The Reserve Bank has made some controversial calls over recent years, but hiking interest rates in the middle of a historic global energy shock is right up there.
If this Middle East conflict lasts for months, not weeks, and drags the world and our economy down, then Tuesday’s decision to increase households’ borrowing costs will not age well.
A large minority of the nine-member rate-setting board would have preferred to wait and see how the war developed over coming weeks before delivering what they still thought was likely to be a hike at the next meeting in May.
But they were overruled.
“We had a very robust conversation over the past two days about whether we should hold until May,” the Reserve Bank governor, Michele Bullock, told reporters at her post-meeting press conference.
“The issue wasn’t the direction, the issue was really the timing,” she said.
The dissenting members “put more weight on the uncertainty and wanting a little bit more information”.
The fact that the vote was split – five in favour of a hike and four in favour of a hold – suggests that the decision was as controversial inside the board room as it will be outside on the streets, although Bullock played down any internal division.
“Reasonable people can differ,” she said.
Bullock argued the overwhelming risk from higher petrol prices was that, without a quick response from the central bank, they would accelerate a broadening inflationary pulse and make it even harder to bring price rises under control.
The context is inflation is already elevated at 3.8%, which is way above the central bank’s target of 2.5%.
“High inflation hurts absolutely everyone, and so that is why we need to focus on that,” she said.
But there still seems to be an extraordinary level of complacency about the potential fallout from the US-Israel war on Iran.
While Bullock was talking up the undeniable inflation risks, she flagged that the country’s best and brightest economic minds had not turned their mind seriously to what would happen if we got to May or June and the Middle East conflict had not died down.
“We’ve done some modelling on just very first-round pass-throughs of petrol price rises to inflation, but we haven’t done any modelling on potential impacts if the war goes on,” she said.
“So that’s something obviously we’re looking at – I think Treasury is looking at [it] as well – but we haven’t done anything on that yet.”
In truth, responding to energy shocks with interest rate policy is devilishly difficult, because the shocks simultaneously hurt growth and add to inflation – a stagflationary effect.
Westpac economists, for example, estimate that were the strait of Hormuz to stay closed for three months, it would slash 0.5% off Australia’s economic growth while leaving inflation 1.3 percentage points higher.
For now, Bullock says the board is focused on the inflationary risks, and economists still see a third straight rate hike in May.
But, as ever, the governor is ready to change her mind.
“There could be some really bad outcomes for the world economy if the current conflict gets worse.
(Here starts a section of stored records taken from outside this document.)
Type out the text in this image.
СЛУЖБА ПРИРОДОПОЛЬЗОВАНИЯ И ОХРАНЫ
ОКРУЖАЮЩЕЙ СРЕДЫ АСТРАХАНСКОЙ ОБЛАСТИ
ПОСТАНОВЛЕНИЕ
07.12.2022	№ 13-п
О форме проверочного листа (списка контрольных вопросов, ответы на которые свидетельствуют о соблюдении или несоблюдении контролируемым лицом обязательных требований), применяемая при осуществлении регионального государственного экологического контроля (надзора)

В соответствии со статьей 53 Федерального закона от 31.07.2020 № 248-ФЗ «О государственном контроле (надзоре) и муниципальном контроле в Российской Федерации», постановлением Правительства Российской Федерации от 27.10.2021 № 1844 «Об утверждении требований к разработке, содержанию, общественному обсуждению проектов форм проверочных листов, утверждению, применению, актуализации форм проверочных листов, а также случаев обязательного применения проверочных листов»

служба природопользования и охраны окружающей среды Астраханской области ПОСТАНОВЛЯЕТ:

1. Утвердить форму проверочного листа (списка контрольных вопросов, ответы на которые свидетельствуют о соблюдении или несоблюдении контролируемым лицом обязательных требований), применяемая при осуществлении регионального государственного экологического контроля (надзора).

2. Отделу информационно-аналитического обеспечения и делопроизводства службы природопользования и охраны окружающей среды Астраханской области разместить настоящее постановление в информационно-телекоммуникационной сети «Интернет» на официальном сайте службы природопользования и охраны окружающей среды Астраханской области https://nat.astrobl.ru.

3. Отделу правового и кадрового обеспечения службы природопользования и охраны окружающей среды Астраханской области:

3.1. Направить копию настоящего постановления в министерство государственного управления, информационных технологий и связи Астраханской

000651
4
So those are the sorts of things we’re going to have to consider,” she said.
“And if circumstances change, and if it does look like the world economy is in big trouble, then that will have different implications for inflation, and we will be looking very hard at what we need to do in those circumstances.
“That’s all by way of saying that the board is going to be monitoring this stuff very closely. And if we have to change tack, we will.”